1.4 NetCDF file format and structure - wolfiex/AerVis GitHub Wiki
General structure
The genearated netCDF file has four main compoonents. These are:
- Dimensions
- Coordinates
- Attributes
- Variables (datasets)
- Groups
Dimensions
These contain information about the number of elements and their shape of any datasets (variables) contained within the file. In general these are longitude, latitude, elevation (model_level_number), pressure and pseudo_level.
Dimensions: (latitude: 144, longitude: 192, model_level_number: 85, pressure: 3, pseudo_level: 27)
Coordinates
These are constant 'attributes' which describe the data. Examples of these may be 1D arrays describing the lat,lon,elevation indexes, the timestamps for each column of data or the levels. Coordinates can be be multidimensional with their shape defined by the dimensions.
Coordinates:
* latitude (latitude) float32 -89.375 -88.125 ... 89.375
* longitude (longitude) float32 0.9375 2.8125 ... 359.0625
* pressure (pressure) float32 250.0 500.0 850.0
* pseudo_level (pseudo_level) int32 3 4 6 7 8 ... 907 908 909 910
* model_level_number (model_level_number) int32 1 2 3 4 ... 82 83 84 85
forecast_period timedelta64[ns] ...
forecast_reference_time datetime64[ns] ...
time datetime64[ns] ...
level_height (model_level_number) float32 ...
sigma (model_level_number) float32 ...
surface_altitude (latitude, longitude) float32 ...
altitude (model_level_number, latitude, longitude) float32 .
Additionally, any calculation constants are also appended as coordinates
This is for easy referencing (as this is where we store all information used to describe the data)
r_specific float64 287.1
molar_mass_air float64 0.02899
avogadro float64 6.022e+23
Attributes
This is where we place information relevant to the file, its sources, or time taken to concatenate all pp files.
Attributes:
avg_cube_delta: 0.04959738963498088
files: ['/Users/wolfiex/UKCA_postproc/data/n96_hadgem1_qrparm....

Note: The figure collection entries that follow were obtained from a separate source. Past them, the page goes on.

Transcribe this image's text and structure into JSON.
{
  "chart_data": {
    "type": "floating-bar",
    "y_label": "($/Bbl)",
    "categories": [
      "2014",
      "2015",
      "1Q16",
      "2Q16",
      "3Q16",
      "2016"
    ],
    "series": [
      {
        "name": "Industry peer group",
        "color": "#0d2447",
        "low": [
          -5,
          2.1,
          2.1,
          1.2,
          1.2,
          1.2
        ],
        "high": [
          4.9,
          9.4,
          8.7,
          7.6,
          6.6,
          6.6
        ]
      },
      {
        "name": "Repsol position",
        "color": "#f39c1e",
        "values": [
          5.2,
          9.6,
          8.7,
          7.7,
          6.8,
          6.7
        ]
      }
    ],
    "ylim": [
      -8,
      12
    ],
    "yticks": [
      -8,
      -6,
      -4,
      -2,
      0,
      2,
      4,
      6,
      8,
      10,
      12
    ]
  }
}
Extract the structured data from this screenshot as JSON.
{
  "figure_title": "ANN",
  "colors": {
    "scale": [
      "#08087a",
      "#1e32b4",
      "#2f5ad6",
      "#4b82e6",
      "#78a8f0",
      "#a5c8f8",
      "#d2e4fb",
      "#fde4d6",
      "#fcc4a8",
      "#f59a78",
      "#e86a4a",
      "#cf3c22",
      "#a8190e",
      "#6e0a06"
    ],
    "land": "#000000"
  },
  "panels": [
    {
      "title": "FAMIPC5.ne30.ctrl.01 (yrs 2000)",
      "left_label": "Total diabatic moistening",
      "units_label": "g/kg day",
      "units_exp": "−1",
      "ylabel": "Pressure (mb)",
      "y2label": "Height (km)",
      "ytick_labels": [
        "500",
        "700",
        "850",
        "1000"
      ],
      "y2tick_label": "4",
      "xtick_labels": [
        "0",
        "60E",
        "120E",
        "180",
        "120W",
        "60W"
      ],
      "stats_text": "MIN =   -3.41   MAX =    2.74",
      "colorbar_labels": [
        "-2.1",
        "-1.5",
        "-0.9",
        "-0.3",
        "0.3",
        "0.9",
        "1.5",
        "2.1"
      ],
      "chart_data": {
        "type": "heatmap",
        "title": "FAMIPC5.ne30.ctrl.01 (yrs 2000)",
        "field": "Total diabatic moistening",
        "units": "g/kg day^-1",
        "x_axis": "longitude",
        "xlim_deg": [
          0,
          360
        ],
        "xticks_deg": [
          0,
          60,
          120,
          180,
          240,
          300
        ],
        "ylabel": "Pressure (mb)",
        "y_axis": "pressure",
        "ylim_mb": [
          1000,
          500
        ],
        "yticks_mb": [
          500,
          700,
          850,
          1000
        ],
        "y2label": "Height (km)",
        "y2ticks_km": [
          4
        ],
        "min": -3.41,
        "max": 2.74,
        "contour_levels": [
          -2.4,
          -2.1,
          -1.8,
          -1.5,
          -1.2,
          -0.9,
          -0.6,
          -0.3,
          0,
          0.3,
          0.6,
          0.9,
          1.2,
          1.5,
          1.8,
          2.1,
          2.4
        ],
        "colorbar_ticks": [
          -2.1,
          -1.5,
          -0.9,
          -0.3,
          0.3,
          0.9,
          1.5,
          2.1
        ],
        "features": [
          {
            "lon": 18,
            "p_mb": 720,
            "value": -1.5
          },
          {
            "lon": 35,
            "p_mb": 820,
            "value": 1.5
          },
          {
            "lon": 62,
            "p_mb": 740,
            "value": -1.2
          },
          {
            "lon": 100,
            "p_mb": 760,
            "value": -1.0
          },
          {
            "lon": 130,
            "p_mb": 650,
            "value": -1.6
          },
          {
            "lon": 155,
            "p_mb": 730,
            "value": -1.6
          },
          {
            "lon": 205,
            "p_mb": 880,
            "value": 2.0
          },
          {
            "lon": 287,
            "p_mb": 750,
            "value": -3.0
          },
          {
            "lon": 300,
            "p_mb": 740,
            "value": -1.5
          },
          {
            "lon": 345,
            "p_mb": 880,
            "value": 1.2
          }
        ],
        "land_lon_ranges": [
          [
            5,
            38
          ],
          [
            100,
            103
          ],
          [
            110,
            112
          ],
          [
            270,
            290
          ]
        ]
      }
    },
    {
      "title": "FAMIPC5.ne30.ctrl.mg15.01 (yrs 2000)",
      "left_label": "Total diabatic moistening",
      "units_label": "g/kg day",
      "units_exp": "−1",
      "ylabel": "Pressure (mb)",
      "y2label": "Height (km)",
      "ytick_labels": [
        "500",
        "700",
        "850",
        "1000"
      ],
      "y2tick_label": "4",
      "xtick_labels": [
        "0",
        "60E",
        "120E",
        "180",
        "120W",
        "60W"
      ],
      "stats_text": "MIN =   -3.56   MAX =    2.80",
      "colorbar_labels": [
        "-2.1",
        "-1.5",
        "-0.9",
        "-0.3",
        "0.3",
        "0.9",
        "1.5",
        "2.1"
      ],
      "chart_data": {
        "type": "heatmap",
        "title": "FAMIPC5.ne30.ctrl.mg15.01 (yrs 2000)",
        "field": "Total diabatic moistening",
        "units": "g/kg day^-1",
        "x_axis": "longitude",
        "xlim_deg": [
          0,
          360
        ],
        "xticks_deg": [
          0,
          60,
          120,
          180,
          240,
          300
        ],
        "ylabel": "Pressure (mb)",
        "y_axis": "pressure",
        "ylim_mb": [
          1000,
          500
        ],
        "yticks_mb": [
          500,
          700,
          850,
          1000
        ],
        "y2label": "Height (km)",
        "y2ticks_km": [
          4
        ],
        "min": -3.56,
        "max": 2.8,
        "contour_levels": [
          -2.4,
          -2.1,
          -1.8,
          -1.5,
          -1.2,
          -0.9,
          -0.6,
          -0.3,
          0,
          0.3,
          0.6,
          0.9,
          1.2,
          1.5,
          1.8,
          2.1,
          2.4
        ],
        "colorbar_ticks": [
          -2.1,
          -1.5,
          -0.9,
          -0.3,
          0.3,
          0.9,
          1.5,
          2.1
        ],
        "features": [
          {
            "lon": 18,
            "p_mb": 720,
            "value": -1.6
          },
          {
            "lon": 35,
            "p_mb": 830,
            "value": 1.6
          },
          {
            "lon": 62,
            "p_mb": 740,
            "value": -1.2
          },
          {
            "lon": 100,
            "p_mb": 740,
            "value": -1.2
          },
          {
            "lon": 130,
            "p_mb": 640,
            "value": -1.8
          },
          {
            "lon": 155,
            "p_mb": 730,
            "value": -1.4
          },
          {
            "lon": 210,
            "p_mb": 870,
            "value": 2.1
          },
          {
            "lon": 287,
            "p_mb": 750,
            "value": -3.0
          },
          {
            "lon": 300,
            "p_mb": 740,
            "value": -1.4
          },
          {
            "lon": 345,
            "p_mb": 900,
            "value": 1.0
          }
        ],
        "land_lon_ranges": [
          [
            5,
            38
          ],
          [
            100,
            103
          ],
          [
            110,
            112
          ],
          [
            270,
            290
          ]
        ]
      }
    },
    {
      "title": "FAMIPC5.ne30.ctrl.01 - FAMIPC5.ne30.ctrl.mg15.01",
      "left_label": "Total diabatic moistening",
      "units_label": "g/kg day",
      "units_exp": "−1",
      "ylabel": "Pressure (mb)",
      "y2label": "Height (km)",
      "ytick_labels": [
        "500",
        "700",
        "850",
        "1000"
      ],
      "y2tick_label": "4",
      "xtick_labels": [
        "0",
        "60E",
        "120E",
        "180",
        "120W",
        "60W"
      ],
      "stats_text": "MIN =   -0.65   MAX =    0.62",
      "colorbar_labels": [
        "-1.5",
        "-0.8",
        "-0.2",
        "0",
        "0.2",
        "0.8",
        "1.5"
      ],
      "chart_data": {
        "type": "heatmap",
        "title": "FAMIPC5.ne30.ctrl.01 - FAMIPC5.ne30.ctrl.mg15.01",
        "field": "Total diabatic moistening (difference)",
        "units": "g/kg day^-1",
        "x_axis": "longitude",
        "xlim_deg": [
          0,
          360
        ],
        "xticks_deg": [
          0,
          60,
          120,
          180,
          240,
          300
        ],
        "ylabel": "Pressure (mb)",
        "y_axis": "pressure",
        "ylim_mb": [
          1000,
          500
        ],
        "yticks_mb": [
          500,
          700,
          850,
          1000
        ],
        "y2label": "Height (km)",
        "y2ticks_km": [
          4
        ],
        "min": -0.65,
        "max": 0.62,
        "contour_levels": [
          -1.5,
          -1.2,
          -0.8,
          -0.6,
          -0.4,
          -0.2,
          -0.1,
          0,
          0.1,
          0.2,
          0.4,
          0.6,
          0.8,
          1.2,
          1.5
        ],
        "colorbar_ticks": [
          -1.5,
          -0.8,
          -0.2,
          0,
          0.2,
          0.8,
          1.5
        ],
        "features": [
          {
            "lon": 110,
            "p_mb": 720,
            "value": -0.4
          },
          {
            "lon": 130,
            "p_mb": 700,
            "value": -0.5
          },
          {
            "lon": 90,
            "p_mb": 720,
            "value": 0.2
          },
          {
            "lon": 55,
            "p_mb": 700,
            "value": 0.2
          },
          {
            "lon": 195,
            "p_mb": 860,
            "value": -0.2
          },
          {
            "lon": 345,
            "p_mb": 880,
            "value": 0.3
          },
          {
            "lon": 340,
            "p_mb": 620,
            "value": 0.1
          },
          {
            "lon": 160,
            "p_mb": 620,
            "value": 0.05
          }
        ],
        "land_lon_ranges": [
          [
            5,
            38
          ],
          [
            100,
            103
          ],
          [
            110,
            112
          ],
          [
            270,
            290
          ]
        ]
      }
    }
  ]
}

iris_cube_delta: 120.22364183700003
L0_delta: 133.26909520400002
stashname: ~Users~wolfiex~UKCA_postproc~data~AerVis~aervis~variabl...
Data Variables
These contain our datasets, of dimensions defined earlier. In our case we have defined these using the stash codes, with the fill names being easily extractable from the VariableReference class.
Data variables:
m01s00i096 (latitude, longitude) float32 ...
m01s00i509 (latitude, longitude) float32 ...
m01s01i202 (latitude, longitude) float32 ...
m01s01i270 (pseudo_level, latitude, longitude) float32 ...
m01s01i271 (pseudo_level, latitude, longitude) float32 ...
Each data variable consists of a dataset, coordinates, and attributes describing it
In [17]: d.data['m01s00i096']
Out[17]:
<xarray.DataArray 'm01s00i096' (latitude: 144, longitude: 192)>
array([[0.000000e+00, 0.000000e+00, 0.000000e+00, ..., 0.000000e+00,
0.000000e+00, 0.000000e+00],
...,
[7.713828e-07, 7.713828e-07, 7.713827e-07, ..., 7.713829e-07,
7.713829e-07, 7.713828e-07]], dtype=float32)
Coordinates:
* latitude (latitude) float32 -89.375 -88.125 ... 89.375
* longitude (longitude) float32 0.9375 2.8125 ... 359.0625
forecast_period timedelta64[ns] ...
forecast_reference_time datetime64[ns] ...
time datetime64[ns] ...
surface_altitude (latitude, longitude) float32 ...
height float64 ...
Attributes:
long_name:
source: Data from Met Office Unified Model
um_version: 11.1
STASH: [ 1 0 96]
cell_methods: time: mean (interval: 1 hour)
Groups
Generally unused in this case, but since netCDFs are actually of the HDF5 format, groups can be used to separate the data into a hierarchical structure. Groups usually contain all of the above information and an example of their usage may be when comparing several different runs containing the same variable names.